GEMINI-Medicine / Rgemini

A custom R package that provides a variety of functions to perform data analyses with GEMINI data
https://gemini-medicine.github.io/Rgemini/
Other
3 stars 0 forks source link

Add p-value function in cell_suppression.R as another feature for table1? #79

Closed shijiaSMH closed 5 months ago

shijiaSMH commented 6 months ago

New Feature Request

Please describe in detail the functionality you would like to have added to the package. Describe inputs and outputs, and provide test examples if possible:

pvalue <- function(x, ...) {
  x <- x[-length(x)]  # Remove "overall" group
  # Construct vectors of data y, and groups (strata) g
  y <- unlist(x)
  g <- factor(rep(1:length(x), times=sapply(x, length)))
  if (is.numeric(y)) {
    # For numeric variables, perform an ANOVA
    p <- summary(aov(y ~ g))[[1]][["Pr(>F)"]][1]
  } else {
    # For categorical variables, perform a chi-squared test of independence
    p <- chisq.test(table(y, g))$p.value
  }
  # Format the p-value, using an HTML entity for the less-than sign.
  # The initial empty string places the output on the line below the variable label.
  c("", sub("<", "&lt;", format.pval(p, digits=3, eps=0.001)))
}

Please mention (if applicable), any research projects for which this functionality was needed:

If you have an idea about how the logic of this function should work, please write some pseudocode below to help the developer:

strata <- c(list(Total=data), split(data, data$level))

labels <- list(
    variables=list(level='Level', sex='Sex'
                   )
    )

table1(strata, labels, groupspan=c(1, 1, 2), extra.col=list(`P-value`=pvalue) )

If you have already begun developing this function for your own use, please open a merge request with your in-progress code and link this issue to it.

Any suggested developers?

Any suggested reviewers?

shijiaSMH commented 6 months ago

Hi @loffleraSMH, I've discussed this w Surain today, so I wrote a summary about our thoughts/suggestions.

P-value

-It's an inferential statistics, usually used for hypothesis testing for more complex statistical testing. However, in table 1, our aim is to describe if different exposures may have different balance in characteristics. Thus, using p-value there may be an over-kill. -The more p-value tests we have, the higher the false positive rates. This may decrease accuracy of p-value results. -P-value is commonly mis-interrupted, eg. people tend to use 0.05 for everything and that is not necessarily scientific.

SMD

-It's usually used to describe if X characteristics is balanced across groups, which is in line with the purpose of having a descriptive table 1. -Potentially SMD is related to less misconception, since it's commonly used in clinical trials and people are used to this one type of interpretation.

Conclusion

From above, it's important to write clear documentation about when to use what if we decide to add p-value options.

Ex.

Please use maximum pairwise SMD for demographics since our aim is to describe baseline characteristics for cohort. Also, this approach is consistent among GEMINI publications. If the goal is for inferential statistics, p-values are common options. Specifically, chi-squared test is used for categorical variables. For continuous variables, ANOVA test is used for variables that are normally distributed, and kruskal-wallis test us used for variables that are not normally distributed.

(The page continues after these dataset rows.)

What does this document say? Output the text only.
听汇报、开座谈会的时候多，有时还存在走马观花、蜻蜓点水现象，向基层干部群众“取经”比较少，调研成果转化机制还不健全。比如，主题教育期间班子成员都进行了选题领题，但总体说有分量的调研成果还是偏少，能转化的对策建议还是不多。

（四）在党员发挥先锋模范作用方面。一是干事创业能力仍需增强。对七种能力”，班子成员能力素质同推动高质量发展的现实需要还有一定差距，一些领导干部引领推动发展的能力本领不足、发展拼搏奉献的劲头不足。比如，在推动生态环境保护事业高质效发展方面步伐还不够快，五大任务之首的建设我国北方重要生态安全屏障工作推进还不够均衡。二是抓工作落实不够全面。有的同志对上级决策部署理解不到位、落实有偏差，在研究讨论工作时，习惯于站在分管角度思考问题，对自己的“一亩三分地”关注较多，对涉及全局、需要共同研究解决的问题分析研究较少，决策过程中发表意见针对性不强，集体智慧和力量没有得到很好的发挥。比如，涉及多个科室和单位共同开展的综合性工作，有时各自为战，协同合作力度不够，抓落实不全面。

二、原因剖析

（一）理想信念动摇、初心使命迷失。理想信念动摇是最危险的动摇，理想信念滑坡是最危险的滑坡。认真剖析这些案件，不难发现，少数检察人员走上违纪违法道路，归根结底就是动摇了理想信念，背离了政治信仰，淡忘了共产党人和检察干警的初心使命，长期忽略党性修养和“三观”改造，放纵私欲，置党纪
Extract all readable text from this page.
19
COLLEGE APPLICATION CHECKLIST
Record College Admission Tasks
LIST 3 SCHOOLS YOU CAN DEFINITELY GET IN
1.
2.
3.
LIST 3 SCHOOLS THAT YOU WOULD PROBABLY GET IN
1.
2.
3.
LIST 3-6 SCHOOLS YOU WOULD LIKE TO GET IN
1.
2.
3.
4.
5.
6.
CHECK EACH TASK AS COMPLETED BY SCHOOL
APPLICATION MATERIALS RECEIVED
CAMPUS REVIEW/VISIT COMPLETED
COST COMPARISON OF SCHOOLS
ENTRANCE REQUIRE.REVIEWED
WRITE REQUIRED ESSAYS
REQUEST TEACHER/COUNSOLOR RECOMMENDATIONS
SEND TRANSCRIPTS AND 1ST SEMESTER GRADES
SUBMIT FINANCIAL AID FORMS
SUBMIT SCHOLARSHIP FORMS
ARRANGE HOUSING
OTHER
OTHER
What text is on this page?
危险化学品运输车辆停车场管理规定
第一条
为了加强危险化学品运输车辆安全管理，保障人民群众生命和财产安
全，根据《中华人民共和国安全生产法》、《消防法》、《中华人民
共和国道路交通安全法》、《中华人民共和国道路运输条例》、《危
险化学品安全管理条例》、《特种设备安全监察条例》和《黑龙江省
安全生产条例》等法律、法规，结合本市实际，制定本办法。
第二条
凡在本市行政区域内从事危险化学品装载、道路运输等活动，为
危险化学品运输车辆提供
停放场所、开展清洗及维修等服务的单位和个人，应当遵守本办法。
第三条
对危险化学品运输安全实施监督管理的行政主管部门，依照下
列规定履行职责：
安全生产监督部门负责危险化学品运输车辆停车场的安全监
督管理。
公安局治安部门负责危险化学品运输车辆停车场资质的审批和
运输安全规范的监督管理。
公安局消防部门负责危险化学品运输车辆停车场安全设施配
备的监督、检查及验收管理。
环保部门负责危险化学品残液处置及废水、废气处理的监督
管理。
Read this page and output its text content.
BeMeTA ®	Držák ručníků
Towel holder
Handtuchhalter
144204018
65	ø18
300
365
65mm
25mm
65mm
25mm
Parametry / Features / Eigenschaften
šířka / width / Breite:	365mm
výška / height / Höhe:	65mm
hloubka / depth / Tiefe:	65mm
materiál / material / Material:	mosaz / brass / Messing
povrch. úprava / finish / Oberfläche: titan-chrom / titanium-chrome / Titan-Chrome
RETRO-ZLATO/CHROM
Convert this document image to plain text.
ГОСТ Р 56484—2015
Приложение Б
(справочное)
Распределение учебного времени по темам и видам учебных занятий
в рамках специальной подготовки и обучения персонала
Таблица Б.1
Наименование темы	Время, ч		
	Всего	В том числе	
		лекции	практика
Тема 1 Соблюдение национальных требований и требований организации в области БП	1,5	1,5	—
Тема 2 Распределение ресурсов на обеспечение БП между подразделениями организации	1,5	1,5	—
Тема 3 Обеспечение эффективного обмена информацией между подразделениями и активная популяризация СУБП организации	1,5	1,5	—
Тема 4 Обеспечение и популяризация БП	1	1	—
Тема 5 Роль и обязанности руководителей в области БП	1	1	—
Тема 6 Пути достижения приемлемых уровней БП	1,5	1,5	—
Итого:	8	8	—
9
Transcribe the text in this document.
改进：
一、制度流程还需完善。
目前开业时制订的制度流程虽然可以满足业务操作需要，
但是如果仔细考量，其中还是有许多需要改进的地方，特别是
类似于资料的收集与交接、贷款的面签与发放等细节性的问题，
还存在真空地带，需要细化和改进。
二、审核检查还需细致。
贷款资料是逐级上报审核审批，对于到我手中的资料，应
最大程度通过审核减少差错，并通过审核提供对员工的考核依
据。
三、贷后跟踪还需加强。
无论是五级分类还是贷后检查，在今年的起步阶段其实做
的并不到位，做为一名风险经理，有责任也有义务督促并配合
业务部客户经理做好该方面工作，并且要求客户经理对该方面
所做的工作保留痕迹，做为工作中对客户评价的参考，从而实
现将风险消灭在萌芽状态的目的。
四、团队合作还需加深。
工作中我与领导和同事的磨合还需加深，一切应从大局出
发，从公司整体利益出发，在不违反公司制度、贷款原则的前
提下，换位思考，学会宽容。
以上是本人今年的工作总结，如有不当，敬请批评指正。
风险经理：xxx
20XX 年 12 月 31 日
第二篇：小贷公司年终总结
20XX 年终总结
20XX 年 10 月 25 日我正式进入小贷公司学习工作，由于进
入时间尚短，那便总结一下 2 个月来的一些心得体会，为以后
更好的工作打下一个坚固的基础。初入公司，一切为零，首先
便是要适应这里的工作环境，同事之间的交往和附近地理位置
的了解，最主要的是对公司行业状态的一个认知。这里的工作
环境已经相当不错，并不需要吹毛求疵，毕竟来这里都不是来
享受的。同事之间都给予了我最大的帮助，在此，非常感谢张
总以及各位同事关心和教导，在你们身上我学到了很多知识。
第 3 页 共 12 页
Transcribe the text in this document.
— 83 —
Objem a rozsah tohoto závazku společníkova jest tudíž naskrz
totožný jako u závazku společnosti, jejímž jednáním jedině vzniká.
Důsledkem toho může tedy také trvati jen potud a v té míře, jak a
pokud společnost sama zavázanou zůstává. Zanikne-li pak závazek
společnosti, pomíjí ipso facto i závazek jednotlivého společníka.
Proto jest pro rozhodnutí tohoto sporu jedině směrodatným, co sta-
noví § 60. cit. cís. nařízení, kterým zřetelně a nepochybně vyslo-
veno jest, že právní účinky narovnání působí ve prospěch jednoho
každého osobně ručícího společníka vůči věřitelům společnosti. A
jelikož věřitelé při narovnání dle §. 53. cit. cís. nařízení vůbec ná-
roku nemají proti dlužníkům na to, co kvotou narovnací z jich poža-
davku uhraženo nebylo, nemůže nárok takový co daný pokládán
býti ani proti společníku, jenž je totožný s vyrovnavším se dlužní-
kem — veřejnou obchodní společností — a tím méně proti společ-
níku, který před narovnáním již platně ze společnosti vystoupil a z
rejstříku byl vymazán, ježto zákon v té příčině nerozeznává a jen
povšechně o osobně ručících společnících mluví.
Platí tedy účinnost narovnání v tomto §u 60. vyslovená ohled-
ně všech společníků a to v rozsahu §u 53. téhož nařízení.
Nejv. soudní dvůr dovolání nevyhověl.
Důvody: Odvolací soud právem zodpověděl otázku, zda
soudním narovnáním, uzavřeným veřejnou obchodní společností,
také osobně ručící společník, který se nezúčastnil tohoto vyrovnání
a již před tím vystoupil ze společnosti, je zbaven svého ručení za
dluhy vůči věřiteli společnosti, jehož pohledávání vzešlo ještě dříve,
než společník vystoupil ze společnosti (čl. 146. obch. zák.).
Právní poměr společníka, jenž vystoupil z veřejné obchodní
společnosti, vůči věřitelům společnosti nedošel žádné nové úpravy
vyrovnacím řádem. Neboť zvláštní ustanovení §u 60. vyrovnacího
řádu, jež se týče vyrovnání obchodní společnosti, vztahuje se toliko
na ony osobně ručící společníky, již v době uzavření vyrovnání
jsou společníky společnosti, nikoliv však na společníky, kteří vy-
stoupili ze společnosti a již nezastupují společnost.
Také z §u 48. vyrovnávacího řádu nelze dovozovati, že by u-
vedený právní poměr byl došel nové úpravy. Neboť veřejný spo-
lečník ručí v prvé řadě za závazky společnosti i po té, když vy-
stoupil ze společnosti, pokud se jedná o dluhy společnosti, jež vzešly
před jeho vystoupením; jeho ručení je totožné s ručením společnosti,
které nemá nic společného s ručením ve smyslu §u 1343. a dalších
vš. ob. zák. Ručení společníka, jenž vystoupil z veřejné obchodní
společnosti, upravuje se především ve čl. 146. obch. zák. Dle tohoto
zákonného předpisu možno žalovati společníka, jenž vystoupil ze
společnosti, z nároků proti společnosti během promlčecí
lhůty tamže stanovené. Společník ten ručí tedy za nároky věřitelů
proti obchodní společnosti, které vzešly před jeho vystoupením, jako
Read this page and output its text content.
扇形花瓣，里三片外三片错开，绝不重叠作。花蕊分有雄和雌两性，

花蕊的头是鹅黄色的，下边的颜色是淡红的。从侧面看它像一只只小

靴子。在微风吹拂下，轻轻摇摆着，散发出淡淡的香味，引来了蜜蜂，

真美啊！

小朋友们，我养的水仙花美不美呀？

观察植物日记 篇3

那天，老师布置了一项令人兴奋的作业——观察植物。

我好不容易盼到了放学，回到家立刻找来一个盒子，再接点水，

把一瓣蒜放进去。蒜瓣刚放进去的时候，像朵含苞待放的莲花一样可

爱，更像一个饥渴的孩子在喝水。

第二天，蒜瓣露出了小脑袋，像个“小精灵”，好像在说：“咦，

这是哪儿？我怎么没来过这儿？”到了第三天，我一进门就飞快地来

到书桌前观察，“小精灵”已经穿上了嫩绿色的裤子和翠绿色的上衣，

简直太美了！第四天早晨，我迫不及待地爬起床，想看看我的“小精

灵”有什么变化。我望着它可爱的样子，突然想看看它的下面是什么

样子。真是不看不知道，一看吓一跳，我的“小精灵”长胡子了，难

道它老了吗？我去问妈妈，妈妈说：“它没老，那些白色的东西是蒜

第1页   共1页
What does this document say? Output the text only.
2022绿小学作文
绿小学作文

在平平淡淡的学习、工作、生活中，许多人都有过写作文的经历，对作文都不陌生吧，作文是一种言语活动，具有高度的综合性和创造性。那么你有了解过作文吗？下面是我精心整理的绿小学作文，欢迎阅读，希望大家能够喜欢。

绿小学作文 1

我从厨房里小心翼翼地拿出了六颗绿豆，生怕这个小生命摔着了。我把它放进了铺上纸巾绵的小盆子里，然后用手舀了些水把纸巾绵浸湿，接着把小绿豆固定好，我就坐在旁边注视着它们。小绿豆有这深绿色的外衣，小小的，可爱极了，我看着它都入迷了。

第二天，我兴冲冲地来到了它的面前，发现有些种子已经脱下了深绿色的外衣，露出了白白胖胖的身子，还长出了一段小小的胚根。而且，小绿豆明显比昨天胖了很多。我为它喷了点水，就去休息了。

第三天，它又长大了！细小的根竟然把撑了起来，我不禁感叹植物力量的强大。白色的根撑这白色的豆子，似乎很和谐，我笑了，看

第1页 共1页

vaakesan-SMH commented 6 months ago

Thanks @shijiaSMH for this thorough review and implementation! This is a great example of how to extend the existing functionality.

I believe the goal of Rgemini is to "standardize" our research and make common "analysis" easier to do.

I don't necessarily see an issue with exporting this but the question of whether to release this as part of the package is whether we see this being used "commonly" or if we want to "encourage" its use. Based on some of the discussion above this might be a point of contention. I think this is something that should probably be discussed with the larger group.

If not, as a niche use case, this could easily be a discussion board post too.

Looping in @loffleraSMH for thoughts.

loffleraSMH commented 6 months ago

Thanks @shijiaSMH and @vaakesan-SMH! Agree we should discuss this at research roundtable. Lots of things to consider here - thanks Jessica for the summary above, that's very helpful. I agree the decision comes down to whether we think this is a common approach we want to encourage people to use. If not, I like the idea of posting this on the discussion board.

loffleraSMH commented 5 months ago

Closing this issue since we decided to add this as a discussion post instead.